2001 arcade game by Taff System

Boong-Ga Boong-Ga (붕가 붕가, 開ウン！ケダモノ占い), sometimes advertised in English as Spank 'em, is an arcade game developed by a South Korean company, Taff System. It is the first arcade game to simulate kanchō—a popular prank in Japan and Korea where the victim is poked with two fingers in the anus unbeknownst to the victim.

The game received infamy on the internet (where it was often misattributed as Japanese) in 2001 for a badly translated advertising flyer that promoted the game's peculiar spanking and kancho oriented gameplay. Boong-Ga Boong-Ga was reportedly designed for the Japanese market, and according to advertising material, was well received at the 2000 Tokyo Game Show.

While an initial contract was made for distribution of 200 units in Japan, only 5 units were ever actually distributed in the country.

==Overview==
The object of Boong-Ga Boong-Ga is to score points by spanking or performing kancho on a model of a human posterior embedded in the game's cabinet.

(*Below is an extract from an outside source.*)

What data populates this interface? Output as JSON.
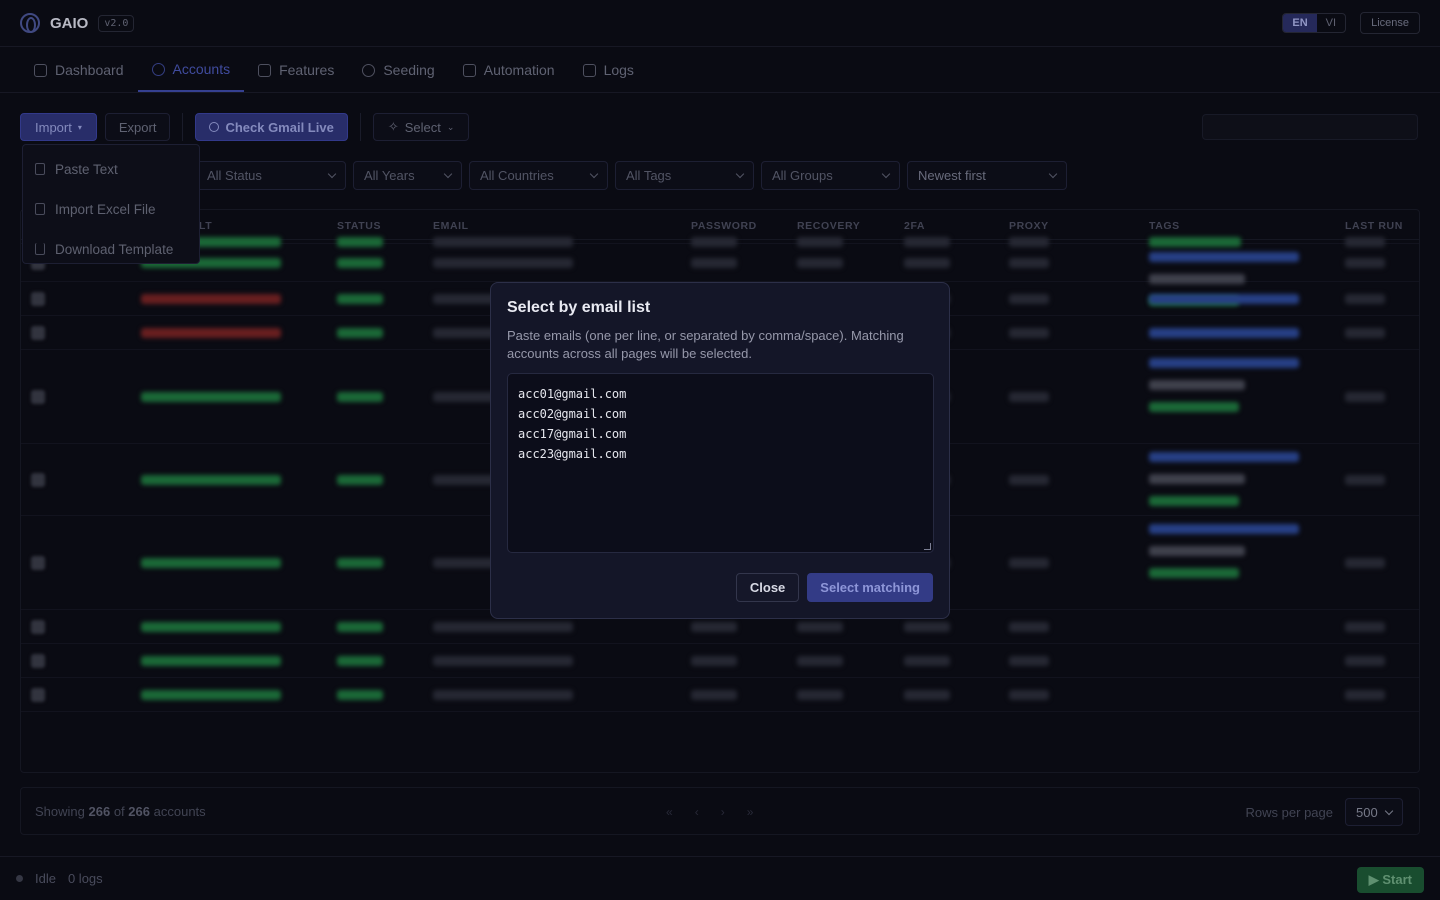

A plastic finger is attached to the machine for players to perform the latter.

The game features eight characters players can punish: "Ex girlfriend", "Ex-boyfriend", "gangster", "Mother in law", "Gold-digger", “Prostitute", "Child molester", and "Con-artist". During gameplay, the facial expression of the chosen character is displayed on a monitor.

The game also dispenses cards that rate players on their "sexual behavior", and for players who perform exceptionally well the machine will dispense a small plastic trophy in the shape of a pile of feces.